Lesson for July 22
FAMILY BIBLE STUDY:
Even when nothing makes sense, Jesus is there
___ Luke 24: 13-35
___By Bobby Dagnel
___First Baptist Church, Nederland
___Now what?
___The text opens with two disciples making their way to Emmaus, a village seven miles northwest of Jerusalem. They are discussing the events of the weekend that began with the brutal execution of their spiritual mentor who was supposed to be the savior of the world and concluded with the unsettling report that Jesus was alive. As wonderful as this news is, it is received with cautious optimism. If Jesus is really alive, where is he? If he has been resurrected, why is Israel still under Roman oppression? Why is everything as it was? At
best, Sunday has been upgraded to a questionable future following the dashed hopes of Friday.
___What these disciples faced was the transition from where they have been to where they are going, from what was expected to new understandings.
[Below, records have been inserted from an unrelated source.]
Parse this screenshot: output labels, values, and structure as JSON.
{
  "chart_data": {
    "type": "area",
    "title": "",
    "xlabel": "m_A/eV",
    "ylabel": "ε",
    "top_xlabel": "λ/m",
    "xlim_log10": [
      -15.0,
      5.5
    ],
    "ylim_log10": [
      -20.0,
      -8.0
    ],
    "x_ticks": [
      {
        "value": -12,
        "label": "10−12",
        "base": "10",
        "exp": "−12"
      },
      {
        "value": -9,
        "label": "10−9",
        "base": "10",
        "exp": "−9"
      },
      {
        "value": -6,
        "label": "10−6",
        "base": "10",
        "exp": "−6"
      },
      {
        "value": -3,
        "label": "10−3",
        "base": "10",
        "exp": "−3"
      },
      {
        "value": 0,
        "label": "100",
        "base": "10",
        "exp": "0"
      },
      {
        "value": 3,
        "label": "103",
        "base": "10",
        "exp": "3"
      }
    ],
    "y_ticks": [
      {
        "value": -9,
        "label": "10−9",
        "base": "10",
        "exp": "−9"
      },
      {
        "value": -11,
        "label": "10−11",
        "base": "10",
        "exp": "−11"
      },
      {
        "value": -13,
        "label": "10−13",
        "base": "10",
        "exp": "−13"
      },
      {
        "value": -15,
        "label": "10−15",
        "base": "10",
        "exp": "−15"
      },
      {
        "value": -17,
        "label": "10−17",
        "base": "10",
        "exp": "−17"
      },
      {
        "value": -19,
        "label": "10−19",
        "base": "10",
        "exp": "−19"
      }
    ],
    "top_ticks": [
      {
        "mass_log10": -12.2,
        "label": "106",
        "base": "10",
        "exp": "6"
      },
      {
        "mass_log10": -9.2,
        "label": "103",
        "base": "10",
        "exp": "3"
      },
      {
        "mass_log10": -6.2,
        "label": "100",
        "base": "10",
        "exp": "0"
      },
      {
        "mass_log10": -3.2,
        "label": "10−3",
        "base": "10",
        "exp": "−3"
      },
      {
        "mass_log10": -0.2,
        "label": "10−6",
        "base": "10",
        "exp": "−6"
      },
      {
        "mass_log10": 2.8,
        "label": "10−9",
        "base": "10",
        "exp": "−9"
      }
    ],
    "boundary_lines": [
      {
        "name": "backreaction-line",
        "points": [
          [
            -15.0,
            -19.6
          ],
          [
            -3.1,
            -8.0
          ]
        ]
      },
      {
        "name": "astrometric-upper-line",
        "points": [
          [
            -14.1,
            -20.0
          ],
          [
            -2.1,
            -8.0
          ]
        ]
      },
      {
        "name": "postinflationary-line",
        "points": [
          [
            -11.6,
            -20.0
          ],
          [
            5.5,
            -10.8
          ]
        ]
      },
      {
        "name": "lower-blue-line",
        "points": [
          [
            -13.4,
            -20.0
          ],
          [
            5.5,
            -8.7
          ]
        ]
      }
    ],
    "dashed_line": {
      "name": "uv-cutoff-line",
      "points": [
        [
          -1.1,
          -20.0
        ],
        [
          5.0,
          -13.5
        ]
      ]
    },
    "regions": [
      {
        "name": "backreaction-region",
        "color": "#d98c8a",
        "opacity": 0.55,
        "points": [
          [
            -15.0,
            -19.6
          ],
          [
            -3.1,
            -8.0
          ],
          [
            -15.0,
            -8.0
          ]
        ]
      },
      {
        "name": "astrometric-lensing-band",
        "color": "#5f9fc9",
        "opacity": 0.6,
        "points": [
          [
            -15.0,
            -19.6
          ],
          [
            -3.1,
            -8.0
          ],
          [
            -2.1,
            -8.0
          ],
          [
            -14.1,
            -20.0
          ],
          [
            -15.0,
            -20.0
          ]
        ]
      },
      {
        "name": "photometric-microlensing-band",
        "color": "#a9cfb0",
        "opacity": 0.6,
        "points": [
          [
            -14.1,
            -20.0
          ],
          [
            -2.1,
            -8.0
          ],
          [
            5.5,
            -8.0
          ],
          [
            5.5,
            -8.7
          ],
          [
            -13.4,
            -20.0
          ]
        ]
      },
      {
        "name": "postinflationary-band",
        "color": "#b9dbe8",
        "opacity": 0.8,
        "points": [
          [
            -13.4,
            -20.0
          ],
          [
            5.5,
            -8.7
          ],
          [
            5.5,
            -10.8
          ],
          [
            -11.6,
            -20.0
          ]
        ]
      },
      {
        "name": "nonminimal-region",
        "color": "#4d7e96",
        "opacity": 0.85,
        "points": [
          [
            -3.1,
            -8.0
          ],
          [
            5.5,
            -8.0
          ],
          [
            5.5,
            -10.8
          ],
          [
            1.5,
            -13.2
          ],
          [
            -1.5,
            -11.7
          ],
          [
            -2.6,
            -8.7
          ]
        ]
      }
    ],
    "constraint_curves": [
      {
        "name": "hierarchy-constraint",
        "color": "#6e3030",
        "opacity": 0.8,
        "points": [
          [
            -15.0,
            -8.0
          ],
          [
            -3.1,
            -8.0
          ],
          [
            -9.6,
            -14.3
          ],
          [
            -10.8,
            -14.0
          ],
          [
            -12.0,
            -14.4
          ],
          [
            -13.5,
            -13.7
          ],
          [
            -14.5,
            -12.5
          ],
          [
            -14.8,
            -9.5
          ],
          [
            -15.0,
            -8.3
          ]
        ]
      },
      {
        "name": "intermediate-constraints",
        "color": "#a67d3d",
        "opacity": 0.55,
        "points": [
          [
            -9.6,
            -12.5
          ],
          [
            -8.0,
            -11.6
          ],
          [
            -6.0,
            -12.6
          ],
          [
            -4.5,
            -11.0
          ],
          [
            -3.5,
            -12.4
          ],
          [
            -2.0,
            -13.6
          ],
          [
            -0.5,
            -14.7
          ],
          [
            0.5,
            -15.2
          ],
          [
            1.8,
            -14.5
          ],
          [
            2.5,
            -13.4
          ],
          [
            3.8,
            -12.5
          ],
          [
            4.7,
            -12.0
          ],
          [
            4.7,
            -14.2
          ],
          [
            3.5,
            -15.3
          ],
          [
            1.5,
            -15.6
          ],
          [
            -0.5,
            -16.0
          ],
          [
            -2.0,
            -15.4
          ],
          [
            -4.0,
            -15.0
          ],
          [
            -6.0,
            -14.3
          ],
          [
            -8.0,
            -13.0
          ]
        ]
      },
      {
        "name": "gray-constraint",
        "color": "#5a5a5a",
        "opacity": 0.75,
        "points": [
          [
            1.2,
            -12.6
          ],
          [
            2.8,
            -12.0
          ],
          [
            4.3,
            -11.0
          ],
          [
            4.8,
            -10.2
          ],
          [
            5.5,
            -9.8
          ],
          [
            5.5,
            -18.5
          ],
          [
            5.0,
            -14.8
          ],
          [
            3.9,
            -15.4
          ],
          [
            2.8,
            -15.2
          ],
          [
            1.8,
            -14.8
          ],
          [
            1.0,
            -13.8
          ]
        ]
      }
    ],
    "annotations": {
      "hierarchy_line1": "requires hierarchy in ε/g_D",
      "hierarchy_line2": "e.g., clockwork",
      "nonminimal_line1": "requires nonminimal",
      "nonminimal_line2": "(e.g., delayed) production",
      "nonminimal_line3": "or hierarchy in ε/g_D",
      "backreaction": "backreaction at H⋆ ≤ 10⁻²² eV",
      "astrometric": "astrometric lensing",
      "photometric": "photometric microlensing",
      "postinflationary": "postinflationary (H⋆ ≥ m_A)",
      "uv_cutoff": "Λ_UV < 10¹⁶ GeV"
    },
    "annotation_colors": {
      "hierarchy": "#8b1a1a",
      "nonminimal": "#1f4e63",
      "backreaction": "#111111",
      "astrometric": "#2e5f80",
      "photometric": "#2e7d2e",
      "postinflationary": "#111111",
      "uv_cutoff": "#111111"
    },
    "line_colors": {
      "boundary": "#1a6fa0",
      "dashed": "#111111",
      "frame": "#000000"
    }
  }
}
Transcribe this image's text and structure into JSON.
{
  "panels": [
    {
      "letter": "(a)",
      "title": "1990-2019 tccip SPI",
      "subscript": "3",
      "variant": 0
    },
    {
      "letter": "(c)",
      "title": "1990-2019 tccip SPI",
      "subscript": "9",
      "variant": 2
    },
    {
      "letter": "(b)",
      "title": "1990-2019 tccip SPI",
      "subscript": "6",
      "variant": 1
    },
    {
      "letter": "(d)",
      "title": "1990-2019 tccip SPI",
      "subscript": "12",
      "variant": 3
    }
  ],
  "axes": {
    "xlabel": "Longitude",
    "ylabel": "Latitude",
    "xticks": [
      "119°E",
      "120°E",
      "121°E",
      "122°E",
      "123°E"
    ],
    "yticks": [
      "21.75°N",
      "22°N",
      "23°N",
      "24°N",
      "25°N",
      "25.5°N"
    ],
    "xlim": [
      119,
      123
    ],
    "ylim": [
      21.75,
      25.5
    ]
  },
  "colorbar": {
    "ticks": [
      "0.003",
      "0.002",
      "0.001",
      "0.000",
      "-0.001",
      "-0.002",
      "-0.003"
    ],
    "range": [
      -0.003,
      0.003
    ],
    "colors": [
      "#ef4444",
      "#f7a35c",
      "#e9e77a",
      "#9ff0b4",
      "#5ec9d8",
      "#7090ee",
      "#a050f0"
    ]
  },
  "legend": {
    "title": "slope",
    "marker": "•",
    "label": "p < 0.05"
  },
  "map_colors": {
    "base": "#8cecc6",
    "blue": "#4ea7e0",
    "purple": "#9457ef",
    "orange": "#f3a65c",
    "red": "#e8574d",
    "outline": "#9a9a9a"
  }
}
___Many of life's transitions are predictable and can be anticipated--the completion of formal education, marriage, the death of a parent and, eventually, a spouse. It is, however, the unexpected changes that test and forge the character of our faith--job loss, economic uncertainty, relocation, divorce. Life is a combination of the predictable and the unpredictable. How we respond to and manage these periods of transition is the difference between a meaningful life and a meaningless life.
___In his book "Transitions: Making Sense of Life's Changes," psychologist William Bridges identifies three stages of transition--endings, beginnings and a neutral zone in between. As we grow older, we realize much of life is a flux between endings and beginnings, loss and new opportunities. Understanding this truth does not make the hardships of life any easier, but they do become more bearable, knowing that "unless a kernel of wheat falls to the ground and dies, it remains only a single seed. But if it dies, it produces many seeds" (John 12:24). Every ending prepares the way for new beginnings.
___One of the most profound expressions of this certainty came during a conversation I had with a lady in my previous pastorate who lost her husband of more than 50 years. I called a few months after the funeral to check on her and offer some words of encouragement. Instead, she offered to me one of the most heartened testimonies of resilience and Christian hope I have encountered and will never forget. She said: "Oh, it has been difficult, and if I allowed myself to sit around and think about Paul's death, I could easily become depressed. The way I look at it, though, Paul was one chapter in my life; granted, the biggest and most rewarding chapter to date. But the Lord has seen fit to bring that chapter to a close and open another. Because I trust him, I know there is more of the story remaining to be told."
___Loss and transition are always difficult. That is why, in the midst of the neutral zone, we find ourselves longing for what was, the comfortable, the familiar. Even so, if there is to be any growth for our souls, we must embrace our present circumstance with all of its questions and uncertainties and find our way through.
___As teachers prepare this lesson, they can be certain their classes will include those facing transitions--in family, at work, with God--who will readily identify with the two disciples on the way to Emmaus who said, "we had hoped that he was the one who was going to redeem Israel" (v. 21). As we identify with their neutral zone, their time of uncertainty between endings and beginnings, perhaps we also may learn from the realities they experienced. For instance, during times of change and uncertainty, the Lord often works in ways that are imperceptible.
___On the road to Emmaus, which in light of the weekend's events was a road to an uncertain future, the Lord appeared to these two disciples as a stranger (vv. 15-16). They did not realize it was the Lord himself who stood in their midst and traveled the road with them.
___We sometimes miss out on the presence of the risen Christ because we look for him in the wrong places and in the wrong way. Our journey in the life of faith is doomed to a life of frustration if we buy into the idea that God is always "out there" on a mountaintop retreat, a deserted island or anywhere other than where we are right now. If we, in our faulty sense of direction, limit an encounter with God to some exotic, isolated "spiritual hotspot," we run the very real risk of missing him altogether.
___An examination of the biblical record reveals Jesus spent the bulk of his spiritual journey and ministry in the highways and byways of everyday life. Sometimes our encounters with the living Christ may be obvious, powerful and awe-inspiring, but most often they take place in the usual, the mundane, the most unobtrusive of ways. His presence may come as a deacon praying over the phone. Perhaps he comes in a conversation with a neighbor over the backyard fence, in the grocery store, a living room. In the most unexpected of ways, he fulfills his promise, "And surely I will be with you always, to the very end of the age" (Matthew 28:20).